What is the “loving” response from a parent when their child wants to watch TV instead of doing homework? If we are thinking what is best for the child the answer is no. And this is not just focused on the temporal benefits of getting good grades in school, but on character development, helping the child develop self-governance, self-discipline and the ability to sacrifice immediate rewards for long term good. Such decision making is thinking of their eternal welfare and is genuinely loving.
However, if we are thinking of self, if we are afraid of how the child might respond, if we somehow need the child to approve of us, like us, validate us, if we need to get something from the child rather than give to the child what is best for them, then we might give into to their request so that we can get what we want – their approval of us. Then we tell ourselves we are being selfless and giving and loving to our child, but this is a lie. The loving course of action is to do what is best for the child, not necessarily what they want, even if the child gets upset with us for doing so.

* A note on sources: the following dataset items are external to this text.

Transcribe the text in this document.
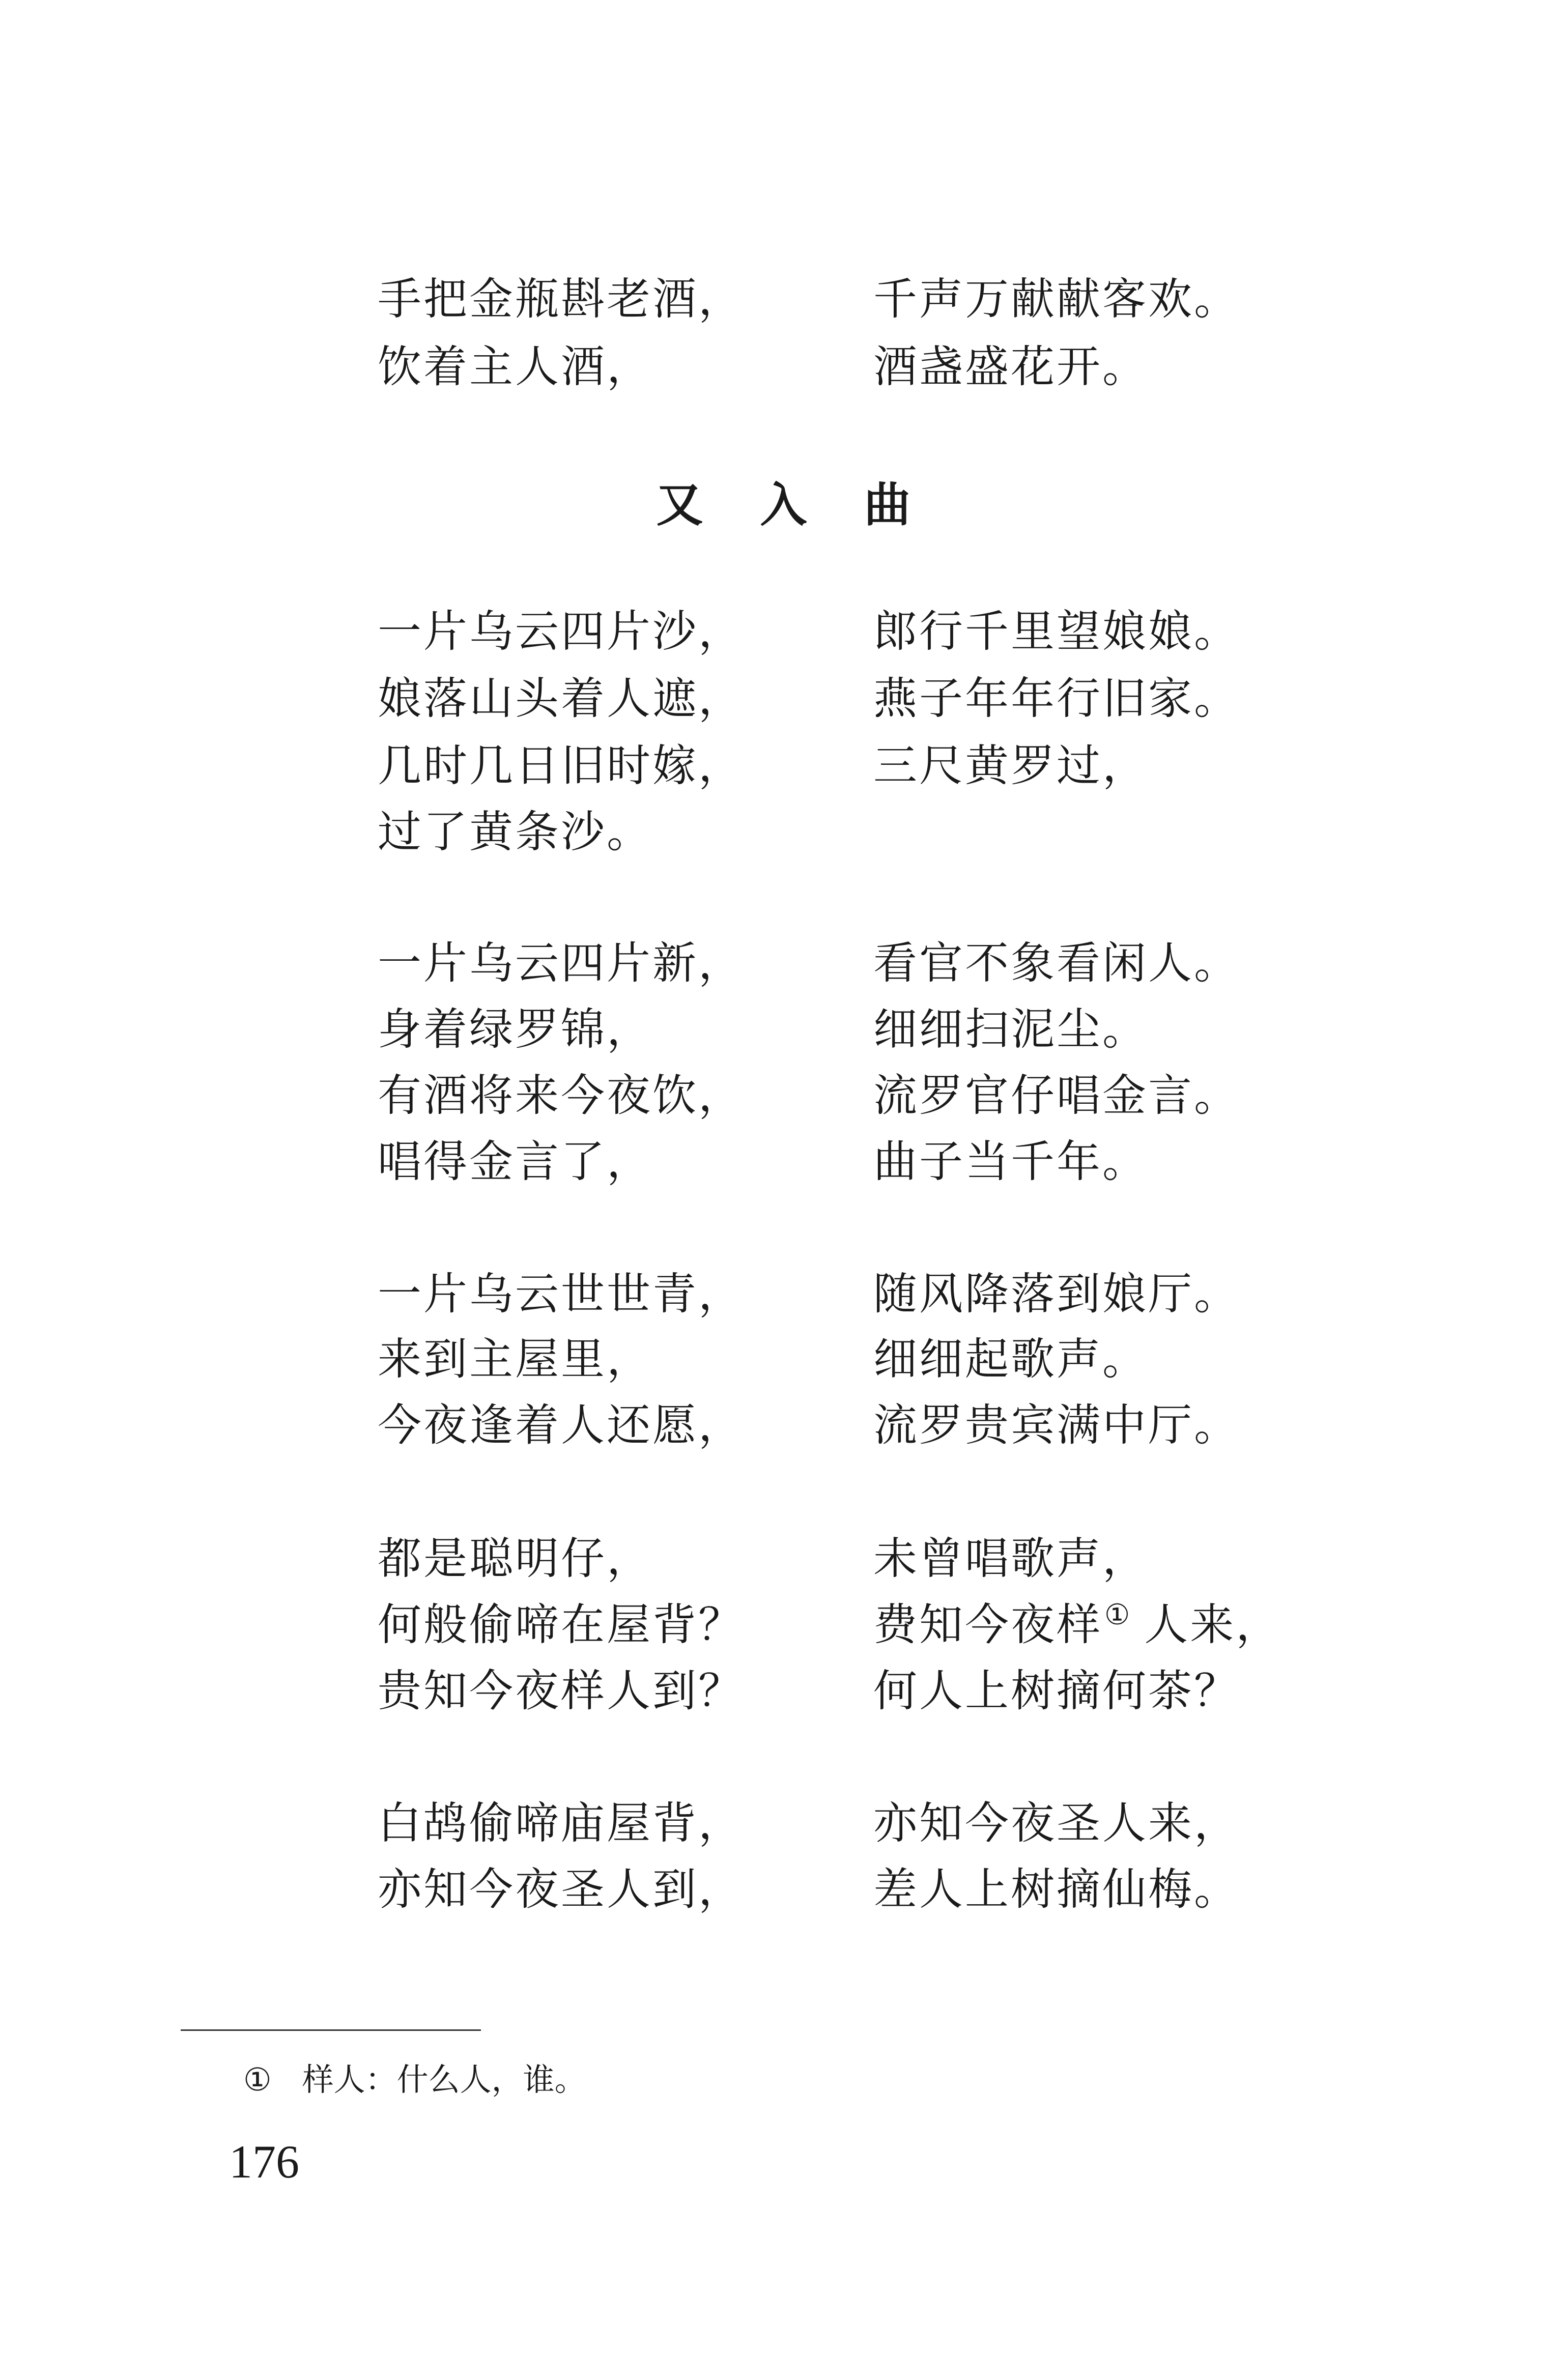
手把金瓶斟老酒，	千声万献献客欢。
饮着主人酒，	酒盏盛花开。
又 入 曲
一片乌云四片沙，	郎行千里望娘娘。
娘落山头着人遮，	燕子年年行旧家。
几时几日旧时嫁，	三尺黄罗过，
过了黄条沙。
一片乌云四片新，	看官不象看闲人。
身着绿罗锦，	细细扫泥尘。
有酒将来今夜饮，	流罗官仔唱金言。
唱得金言了，	曲子当千年。
一片乌云世世青，	随风降落到娘厅。
来到主屋里，	细细起歌声。
今夜逢着人还愿，	流罗贵宾满中厅。
都是聪明仔，	未曾唱歌声，
何般偷啼在屋背？	费知今夜样① 人来，
贵知今夜样人到？	何人上树摘何茶？
白鸪偷啼庙屋背，	亦知今夜圣人来，
亦知今夜圣人到，	差人上树摘仙梅。
① 样人：什么人，谁。
176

This principle is applied in all human relationships. If your husband has alcohol problems and asks you to buy him beer, what is the loving response? To do what he wants or to, in love, say “I love you and because I love you I cannot assist in your self-destruction. I will do everything in my power for your good, your health, your welfare but I cannot and will not assist you in destroying yourself.”
Imagine a teenage girl out on her first date and the young man tries to violate her virtue. He might even say “if you loved me you would….” Now obviously we all recognize the right choice is to say no, but why is that the right choice. Often the answer is, “Because giving in breaks God’s commandment” “Because giving in is wrong” “Because it would violate my body – the spiritual temple”. While all of these answers are true if we were to apply the law of love what answer would we give? What is truly best for the young man? Is it in the spiritual best interest of the young man for the girl to say yes to his desires? No, not only is it right in honoring God to say no to him, not only is it right in maintaining her own virtue, but if she loves the young man, if she is concerned with his eternal destiny the answer is “No, I care too much about you, your character, your mind, your spiritual development, your eternal destiny, such an act would damage you and I can’t go along with that.”
Therefore, when we love others as God loves we don’t simply give what others want we use our God given judgment, enlightened by the Holy Spirit, to choose to use our energies and resources to be a blessing to others, to lift them up, to help them grow, to assist them in experiencing full healing of heart and mind and character to be like Jesus. And often this means we, in love, say no.